First off, Hank Williams might be dead, but so are Charlie Chaplin and Winston Churchill -- think about that. Second, Williams did not generally perform in drag, like some backwater wannabe Lady Bunny. Third, even if he did, it would have been in Vegas, not Philly. Duh.

As a busty suicide blond waitress said, 'I thought you were dead'... he tilted his back and told her how he'd been a big star but now country music was full of freaks.
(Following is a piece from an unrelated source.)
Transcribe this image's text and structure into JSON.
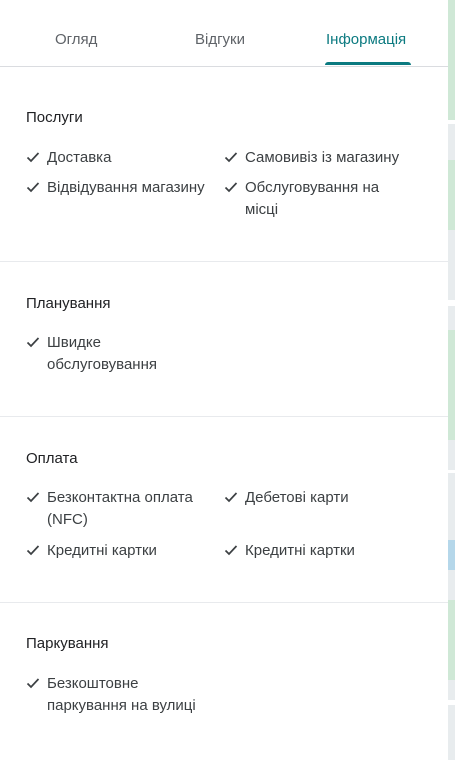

Again, Hank is dead. Keen has obviously based this song on experiences he had after chasing his tequila with a little smack. In addition, the final line here takes a swing at a new country revolution that's desecrated the memory of the genre's forefathers, like Williams (herself), Guthrie, Jennings, and Cash. Big & Rich? Big and dumb is more like it -- like that plaid-wearing monkey Toby Keith who would never dress in drag but does make a very becoming bitch.

"When I was only 16 years old, I went from Houston to Abilene with a spunky, stunningly handsome woman in a Volkswagen bug ... "

As is often the case with drug-fueled delusions, the imagination will wander, as it apparently did for Keen when he wrote this third, meandering verse, which, of the song's four, is the only one that doesn't take place in a dimly lit bar populated by transvestites.

"... the great Hank Williams was gone, so I asked her to call me a cab/She said if you like I can give you a ride/So there we were out the door and into the city of brotherly love."

In a disturbing twist, the fevered vision of Hank Williams in drag has triggered a fire in Keen's loins. When the barmaid offers to give him a ride home, he jumps at the opportunity to get into her car -- and her Rocky Mountain jeans. While the impetus behind this decision makes many here at the Pitch queasy, we don't judge. At least not in print.